Table of contents
  1. Principles of integrators for ODEs
  2. Accuracy and performance of Euler and Runge-Kutta integrators
  3. Verlet integrators
  4. Resources
  5. Footnotes

Principles of integrators for ODEs

The first part of this lesson introduced the formalism and the basic ideas behind integration algorithms.

We revisit the Euler algorithm and introduce much better algorithms, namely the Runge-Kutta schemes and the Verlet integrator.

Accuracy and performance of Euler and Runge-Kutta integrators

The second part shows how to assess the accuracy of integration algorithms and analyzes in more depth the simple Euler integrator and the Runge-Kutta methods, namely rk2 and rk4. As examples we use the simple 1D harmonic oscillator with potential energy function \(U(x) = \frac{1}{2} k x^2\), an anharmonic oscillator (\(U(x) = \frac{1}{2} k x^2 (1-\frac{2}{3} \alpha x)\)), and a 6-th power oscillator (\(U(x) = \frac{1}{6} k x^6\)).

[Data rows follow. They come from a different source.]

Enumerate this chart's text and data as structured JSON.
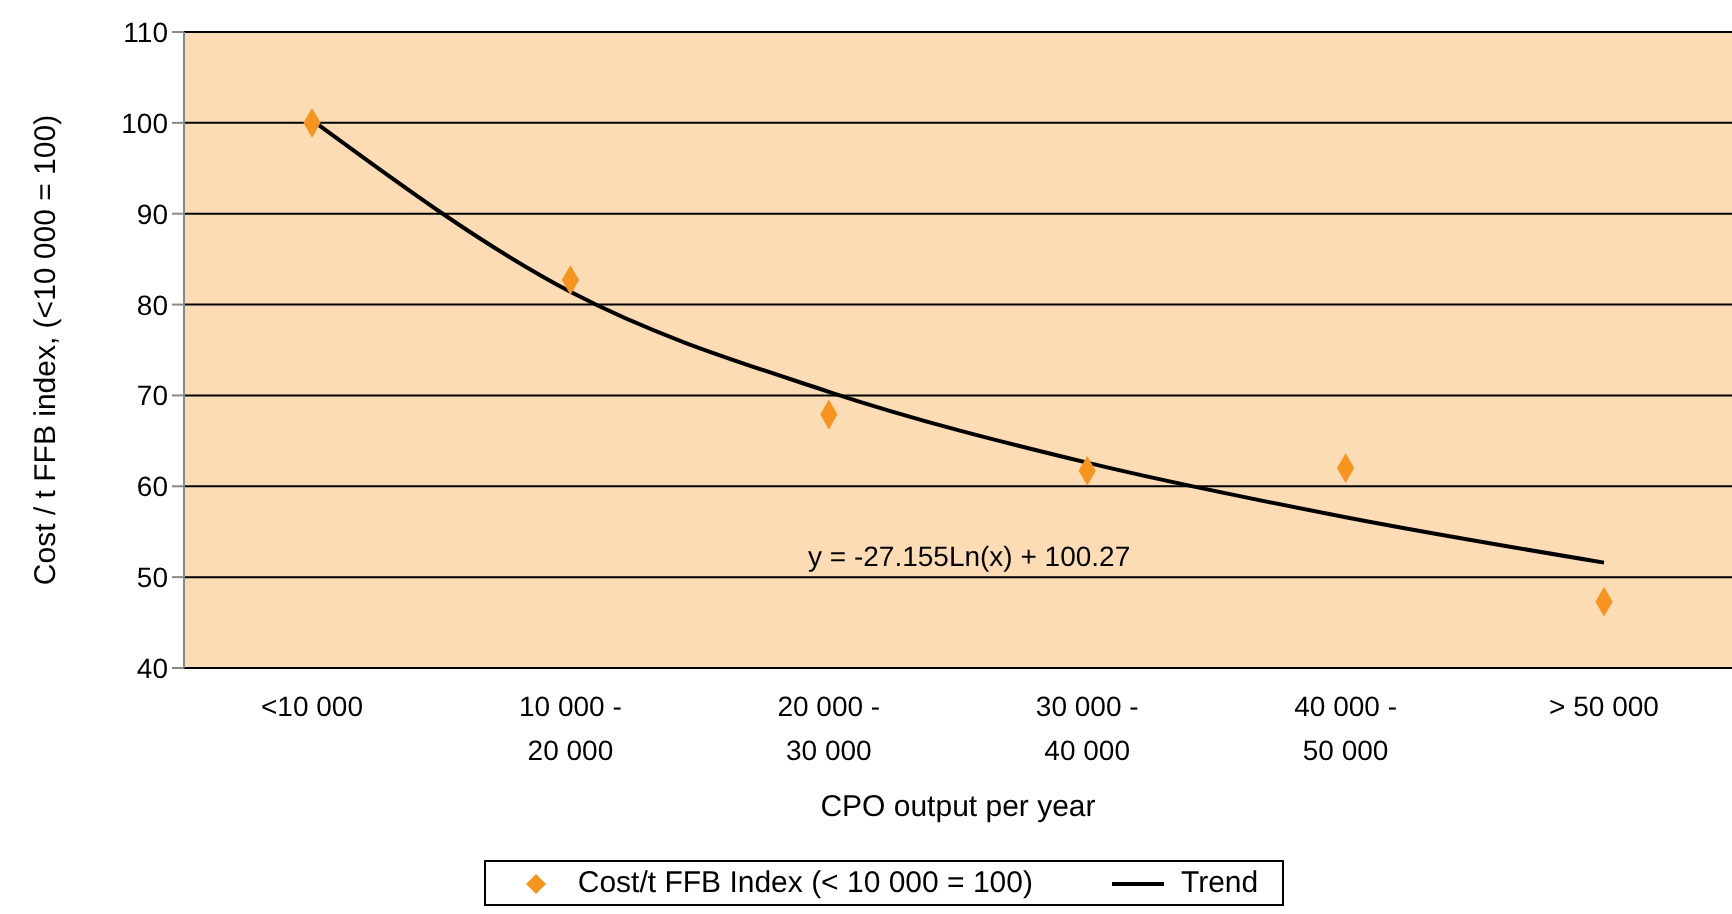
{
  "chart_data": {
    "type": "scatter",
    "xlabel": "CPO output per year",
    "ylabel": "Cost / t FFB index, (<10 000 = 100)",
    "categories": [
      "<10 000",
      "10 000 -\n20 000",
      "20 000 -\n30 000",
      "30 000 -\n40 000",
      "40 000 -\n50 000",
      "> 50 000"
    ],
    "series": [
      {
        "name": "Cost/t FFB Index (< 10 000 = 100)",
        "color": "#f7941d",
        "marker": "diamond",
        "values": [
          100,
          82.7,
          67.9,
          61.7,
          62,
          47.3
        ]
      },
      {
        "name": "Trend",
        "type": "line",
        "color": "#000000",
        "line_style": "solid",
        "values": [
          100.3,
          81.4,
          70.4,
          62.6,
          56.6,
          51.6
        ]
      }
    ],
    "ylim": [
      40,
      110
    ],
    "yticks": [
      40,
      50,
      60,
      70,
      80,
      90,
      100,
      110
    ],
    "grid": "y",
    "legend": "bottom",
    "annotations": [
      "y = -27.155Ln(x) + 100.27"
    ]
  }
}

The Jupyter notebook 10-ODE_integrators.ipynb contains the lecture notes and implementations are in the module integrators.py.1

Verlet integrators

The third part introduces a different class of integrators: time reversible (and symplectic) integrators such as the velocity Verlet algorithm, which have worse accuracy than e.g. RK4 but long term stability.

  • The notebook 10-ODE-integrators-verlet.ipynb implements the velocity Verlet algorithm and shows how to use it to calculate the orbit of the Earth around the sun.

Resources


Footnotes

  1. As usual, git pull the resources repository PHY432-resources to get a local copy of the notebook. Then copy the notebook and all other code into your work directory in order to complete the exercises.